While parts of the yield curve, namely 5-10-year and 3-10-year bonds, had already inverted last week, the drop in the gap between the 5-year and 30-year bond market maturities world’s largest in negative territory necessary. The US central bank’s aggressive approach to reining in inflation could hurt growth.

“That is exactly what the bond market is pricing in: that the Fed’s policy response is going to curb economic growth sharply,” he said. Peter Chatwell, Head of Multi-Asset Strategy at Mizuho Bank.

The difference between 5-year and 30-year US Treasury yields fell below 0 for the first time since February 2006 at least 3.5 basis points. The differential has collapsed since 53.5 bp positive earlier this month.

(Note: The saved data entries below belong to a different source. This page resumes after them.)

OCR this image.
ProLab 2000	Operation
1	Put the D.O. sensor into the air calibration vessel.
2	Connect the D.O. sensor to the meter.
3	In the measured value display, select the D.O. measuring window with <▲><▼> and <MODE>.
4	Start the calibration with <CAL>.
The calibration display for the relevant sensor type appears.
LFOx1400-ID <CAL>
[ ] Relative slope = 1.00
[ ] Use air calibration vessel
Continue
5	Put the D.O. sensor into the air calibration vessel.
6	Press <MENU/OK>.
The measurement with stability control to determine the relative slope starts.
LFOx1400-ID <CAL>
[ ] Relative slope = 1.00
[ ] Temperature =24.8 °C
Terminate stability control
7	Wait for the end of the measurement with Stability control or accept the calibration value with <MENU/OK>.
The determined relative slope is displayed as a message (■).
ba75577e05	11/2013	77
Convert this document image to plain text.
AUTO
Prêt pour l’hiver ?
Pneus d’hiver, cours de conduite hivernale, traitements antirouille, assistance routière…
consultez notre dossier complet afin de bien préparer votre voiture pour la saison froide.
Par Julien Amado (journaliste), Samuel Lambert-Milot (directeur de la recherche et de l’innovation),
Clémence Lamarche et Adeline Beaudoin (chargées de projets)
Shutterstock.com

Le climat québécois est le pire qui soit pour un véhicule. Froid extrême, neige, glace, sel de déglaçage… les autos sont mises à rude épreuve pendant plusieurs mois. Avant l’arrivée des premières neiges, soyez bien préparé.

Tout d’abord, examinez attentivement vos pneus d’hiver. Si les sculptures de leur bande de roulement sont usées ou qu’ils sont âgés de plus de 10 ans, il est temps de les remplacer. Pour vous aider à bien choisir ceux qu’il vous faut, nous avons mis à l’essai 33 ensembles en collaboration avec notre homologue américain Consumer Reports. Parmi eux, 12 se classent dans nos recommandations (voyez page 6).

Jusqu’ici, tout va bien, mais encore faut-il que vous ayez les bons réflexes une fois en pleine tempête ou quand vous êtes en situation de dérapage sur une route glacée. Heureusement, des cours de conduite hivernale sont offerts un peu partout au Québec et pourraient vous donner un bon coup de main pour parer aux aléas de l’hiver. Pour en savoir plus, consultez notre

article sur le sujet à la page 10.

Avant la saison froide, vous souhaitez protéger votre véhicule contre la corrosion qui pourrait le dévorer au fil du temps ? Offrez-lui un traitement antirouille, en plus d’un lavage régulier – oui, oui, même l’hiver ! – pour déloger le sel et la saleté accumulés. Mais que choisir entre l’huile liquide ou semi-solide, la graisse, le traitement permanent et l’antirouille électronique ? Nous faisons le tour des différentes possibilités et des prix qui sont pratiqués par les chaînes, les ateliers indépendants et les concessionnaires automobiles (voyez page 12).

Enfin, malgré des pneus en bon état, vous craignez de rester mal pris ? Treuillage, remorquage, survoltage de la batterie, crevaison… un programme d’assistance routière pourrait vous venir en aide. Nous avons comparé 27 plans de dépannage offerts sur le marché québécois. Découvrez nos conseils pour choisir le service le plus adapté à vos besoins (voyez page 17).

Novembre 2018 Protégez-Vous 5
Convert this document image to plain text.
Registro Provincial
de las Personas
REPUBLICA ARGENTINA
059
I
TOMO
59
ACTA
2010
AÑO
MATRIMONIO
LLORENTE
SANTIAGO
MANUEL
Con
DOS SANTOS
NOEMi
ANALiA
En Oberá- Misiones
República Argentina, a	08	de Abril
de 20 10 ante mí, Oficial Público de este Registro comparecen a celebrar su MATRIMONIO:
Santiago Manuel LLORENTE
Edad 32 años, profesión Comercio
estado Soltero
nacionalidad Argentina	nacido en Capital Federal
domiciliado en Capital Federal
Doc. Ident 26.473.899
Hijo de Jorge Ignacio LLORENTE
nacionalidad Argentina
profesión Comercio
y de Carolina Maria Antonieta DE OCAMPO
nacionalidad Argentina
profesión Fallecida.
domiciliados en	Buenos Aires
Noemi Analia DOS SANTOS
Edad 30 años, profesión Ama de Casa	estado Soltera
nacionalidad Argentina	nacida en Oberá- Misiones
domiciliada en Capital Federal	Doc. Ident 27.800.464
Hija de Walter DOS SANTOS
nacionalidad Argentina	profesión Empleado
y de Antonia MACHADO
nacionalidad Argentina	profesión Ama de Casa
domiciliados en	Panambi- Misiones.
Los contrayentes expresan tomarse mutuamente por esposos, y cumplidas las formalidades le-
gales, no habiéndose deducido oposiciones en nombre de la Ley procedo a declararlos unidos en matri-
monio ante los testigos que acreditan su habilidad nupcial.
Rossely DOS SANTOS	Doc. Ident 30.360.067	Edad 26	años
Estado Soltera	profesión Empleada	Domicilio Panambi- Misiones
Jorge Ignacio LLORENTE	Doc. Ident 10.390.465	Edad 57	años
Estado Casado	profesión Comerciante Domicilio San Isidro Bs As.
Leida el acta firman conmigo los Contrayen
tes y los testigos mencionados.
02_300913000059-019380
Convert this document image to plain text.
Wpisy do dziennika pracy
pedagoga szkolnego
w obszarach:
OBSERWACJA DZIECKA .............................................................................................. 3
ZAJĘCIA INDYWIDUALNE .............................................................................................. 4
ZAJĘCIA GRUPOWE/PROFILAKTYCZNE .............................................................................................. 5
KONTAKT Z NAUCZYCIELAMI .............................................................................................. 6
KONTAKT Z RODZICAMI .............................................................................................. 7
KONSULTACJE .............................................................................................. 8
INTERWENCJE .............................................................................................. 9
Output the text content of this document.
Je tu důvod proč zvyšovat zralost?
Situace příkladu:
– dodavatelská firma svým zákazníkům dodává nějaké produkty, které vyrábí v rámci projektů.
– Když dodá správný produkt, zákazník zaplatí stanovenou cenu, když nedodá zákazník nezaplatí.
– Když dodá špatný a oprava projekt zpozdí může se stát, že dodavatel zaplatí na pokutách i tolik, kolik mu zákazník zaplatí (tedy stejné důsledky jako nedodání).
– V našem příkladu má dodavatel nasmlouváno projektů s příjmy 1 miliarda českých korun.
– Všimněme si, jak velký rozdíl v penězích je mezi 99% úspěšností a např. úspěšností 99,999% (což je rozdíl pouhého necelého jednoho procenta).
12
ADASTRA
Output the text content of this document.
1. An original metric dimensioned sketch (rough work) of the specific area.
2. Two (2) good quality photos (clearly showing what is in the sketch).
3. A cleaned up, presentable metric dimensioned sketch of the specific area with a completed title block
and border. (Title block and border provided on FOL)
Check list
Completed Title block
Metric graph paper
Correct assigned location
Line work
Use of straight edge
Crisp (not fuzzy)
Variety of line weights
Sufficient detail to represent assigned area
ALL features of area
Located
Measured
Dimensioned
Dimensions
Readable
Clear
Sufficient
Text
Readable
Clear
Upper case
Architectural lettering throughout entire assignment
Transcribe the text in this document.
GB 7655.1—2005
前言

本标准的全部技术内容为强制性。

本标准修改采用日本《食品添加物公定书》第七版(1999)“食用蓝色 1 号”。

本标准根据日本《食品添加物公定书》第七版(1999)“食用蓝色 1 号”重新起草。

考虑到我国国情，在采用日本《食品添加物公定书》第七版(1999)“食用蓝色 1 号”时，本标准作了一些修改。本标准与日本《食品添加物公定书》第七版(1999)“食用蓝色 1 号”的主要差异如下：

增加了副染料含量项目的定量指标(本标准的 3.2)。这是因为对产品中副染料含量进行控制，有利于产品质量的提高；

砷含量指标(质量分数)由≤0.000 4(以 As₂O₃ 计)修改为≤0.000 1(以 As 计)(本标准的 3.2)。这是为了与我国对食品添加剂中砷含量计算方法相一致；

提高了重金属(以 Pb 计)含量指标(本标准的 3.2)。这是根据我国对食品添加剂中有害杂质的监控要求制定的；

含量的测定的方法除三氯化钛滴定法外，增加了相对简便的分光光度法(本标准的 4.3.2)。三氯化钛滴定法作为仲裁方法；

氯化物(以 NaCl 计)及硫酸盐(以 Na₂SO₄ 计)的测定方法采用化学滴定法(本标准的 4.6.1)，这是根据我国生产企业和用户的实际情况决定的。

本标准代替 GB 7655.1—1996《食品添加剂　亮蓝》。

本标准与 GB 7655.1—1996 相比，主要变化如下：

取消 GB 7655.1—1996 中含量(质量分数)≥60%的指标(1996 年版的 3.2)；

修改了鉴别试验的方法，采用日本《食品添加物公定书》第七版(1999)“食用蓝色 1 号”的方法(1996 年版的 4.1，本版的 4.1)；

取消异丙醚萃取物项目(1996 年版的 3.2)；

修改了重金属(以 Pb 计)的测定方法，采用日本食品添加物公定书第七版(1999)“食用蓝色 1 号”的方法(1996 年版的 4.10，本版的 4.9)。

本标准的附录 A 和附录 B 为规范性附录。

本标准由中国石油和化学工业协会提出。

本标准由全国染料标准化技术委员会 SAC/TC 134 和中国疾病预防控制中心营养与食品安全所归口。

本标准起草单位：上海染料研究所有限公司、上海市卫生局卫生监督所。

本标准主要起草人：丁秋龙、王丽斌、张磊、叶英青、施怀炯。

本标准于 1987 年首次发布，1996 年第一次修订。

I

Meanwhile, the two-year treasury yield climbed up to 2.41%, its highest level since the beginning of 2019 and rose by around 7 pounds on day.

Ten-year bond yields pushed determined above the 2.5% marker, hitting their highest level since April 2019.

The break between 5-year and 10-year yields narrowed to around minus 13 poundsfilm doses further into inverted territory.

Bank of America (BofA) and Citi joined a small but growing number of major investment banks on Friday that called more aggressive interest rate hikes by the US Federal Reserve in a context of soaring inflation and aggressive comments from politicians.

“There is real concern that the monetary tightening needed to bring inflation back on target, particularly in the US, could trigger, at best, an economic slowdown or, at worst, a recession across the board. rule,” he said. Stuart Cole, chief macroeconomist at Equiti Capital.